Aquella tarde de viernes estaba cargada de energía fuera de mis ventanas. El sol y la primavera sonreían complacientes, cogidos de la mano, observando a todos aquellos que reían a carcajadas en las terrazas, observando a los que paseaban y a los que andaban con prisa, observaban desde algún lugar a todos los que iban y venían, a los que cogían trenes o aviones, a los que daban por finalizada una semana de trabajo, a los que se besaban en las esquinas o los que abrazaban a sus amigos. En el lado de la ventana en el que estaba yo, se respiraba un aire más bien gris y frío, que poco tenía que ver con la realidad del mundo exterior. En ese lado de la ventana, se respiraba el aire que mi mente y mi corazón guardaban en silencio, queriendo sacarlo todo fuera y sin saber muy bien cómo hacerlo. Un hilo de luz, resplandeciente, se colaba entre las cortinas de mi casa, un hilo de luz que rozaba mi pierna, que acariciaba mi piel, un hilo de luz que quise interpretar como una pequeña esperanza en un alma llena de tinieblas y soledad. Porque siempre, en la más triste oscuridad, hay un hilo de luz que te acompaña.

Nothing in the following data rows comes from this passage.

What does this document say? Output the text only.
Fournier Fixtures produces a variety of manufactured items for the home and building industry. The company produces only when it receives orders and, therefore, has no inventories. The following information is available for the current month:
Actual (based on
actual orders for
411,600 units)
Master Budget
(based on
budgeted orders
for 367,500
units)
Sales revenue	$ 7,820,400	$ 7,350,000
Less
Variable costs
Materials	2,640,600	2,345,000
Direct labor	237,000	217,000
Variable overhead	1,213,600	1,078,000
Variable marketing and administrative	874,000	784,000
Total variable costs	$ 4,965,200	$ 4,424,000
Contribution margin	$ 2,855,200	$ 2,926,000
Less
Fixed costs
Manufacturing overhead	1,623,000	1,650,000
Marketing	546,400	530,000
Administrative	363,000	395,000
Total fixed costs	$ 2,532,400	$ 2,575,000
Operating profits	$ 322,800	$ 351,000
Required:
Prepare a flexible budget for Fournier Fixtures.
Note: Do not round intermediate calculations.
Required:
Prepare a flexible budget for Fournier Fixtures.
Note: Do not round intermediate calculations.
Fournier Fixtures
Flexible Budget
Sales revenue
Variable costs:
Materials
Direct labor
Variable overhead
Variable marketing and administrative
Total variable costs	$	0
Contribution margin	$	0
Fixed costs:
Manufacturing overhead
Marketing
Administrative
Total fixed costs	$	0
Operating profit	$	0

Me quemaba el corazón, me quemaban las ganas, me quemaba el amor y me quemaba cada poro de la piel, sobre todo en la espalda, quizás porque era el momento en el que iba a renacer, en el que iba a volver a tener alas, en el que podía volver a sentirme libre y en el que iban a volver los resquicios de una libertad que alguna vez sentí inmensa, mía, y fuerte.

Siempre me gustaron las personas entregadas, las que tienen ilusiones y risas constantes en la cara, las que aman sin condición, las que quieren con fuerza y con pasión. Siempre me gustaron las personas que están dispuestas a sorprender y siempre están felices cuando reciben una sorpresa. Siempre me gustaron las personas llenas de energía, de sueños, de anhelos. Siempre me gustaron las personas educadas, alegres, divertidas, inteligentes y apasionadas. Siempre creí ser una de esas personas y todavía me pregunto en qué momento dejé de serlo.

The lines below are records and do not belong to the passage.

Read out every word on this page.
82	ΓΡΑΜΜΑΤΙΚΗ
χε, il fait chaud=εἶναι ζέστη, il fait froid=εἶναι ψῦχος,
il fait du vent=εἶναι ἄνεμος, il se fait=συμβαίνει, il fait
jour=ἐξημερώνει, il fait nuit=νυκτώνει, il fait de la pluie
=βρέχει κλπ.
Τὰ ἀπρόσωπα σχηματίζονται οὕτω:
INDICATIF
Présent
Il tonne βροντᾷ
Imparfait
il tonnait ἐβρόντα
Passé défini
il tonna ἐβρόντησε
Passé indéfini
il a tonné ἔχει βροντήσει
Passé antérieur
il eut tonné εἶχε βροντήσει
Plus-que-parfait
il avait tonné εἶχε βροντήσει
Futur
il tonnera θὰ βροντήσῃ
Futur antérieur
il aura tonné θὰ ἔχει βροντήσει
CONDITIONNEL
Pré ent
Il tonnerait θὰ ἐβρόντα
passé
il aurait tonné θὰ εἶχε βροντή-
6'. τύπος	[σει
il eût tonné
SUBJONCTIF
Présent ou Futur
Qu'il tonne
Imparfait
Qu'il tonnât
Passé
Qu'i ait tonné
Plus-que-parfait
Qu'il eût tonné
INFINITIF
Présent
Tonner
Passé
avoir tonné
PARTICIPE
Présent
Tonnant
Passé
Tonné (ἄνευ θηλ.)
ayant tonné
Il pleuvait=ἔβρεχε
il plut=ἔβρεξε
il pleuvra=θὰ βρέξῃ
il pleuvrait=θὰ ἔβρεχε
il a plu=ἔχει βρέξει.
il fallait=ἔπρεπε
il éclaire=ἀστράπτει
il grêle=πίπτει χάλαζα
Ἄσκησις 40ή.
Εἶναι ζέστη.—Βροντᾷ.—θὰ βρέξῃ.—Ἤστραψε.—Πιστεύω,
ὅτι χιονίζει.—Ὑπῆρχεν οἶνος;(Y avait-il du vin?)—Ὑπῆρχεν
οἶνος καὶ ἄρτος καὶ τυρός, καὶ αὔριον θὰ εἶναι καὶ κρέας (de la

Muchas veces, a lo largo de mi vida, me he preguntado qué era en lo que habíamos fallado los seres humanos a lo largo de la historia para haber convertido el mundo en el que vivimos en un mundo tan vacío de tantas cosas, en un mundo irracional donde la gente asesina, donde personas mueren de hambre y donde una conversación escrita en un teléfono móvil es, para la mayoría, más importante que apartar ese cacharro y disfrutar de un café tranquilo con un amigo. El mundo, el amor, las personas y la vida se volvieron hace tiempo completamente locos… Y en algún momento que no recuerdo, yo me había dejado llevar por esa locura, por esa irracionalidad y ese vacío que tanto me atemorizaba.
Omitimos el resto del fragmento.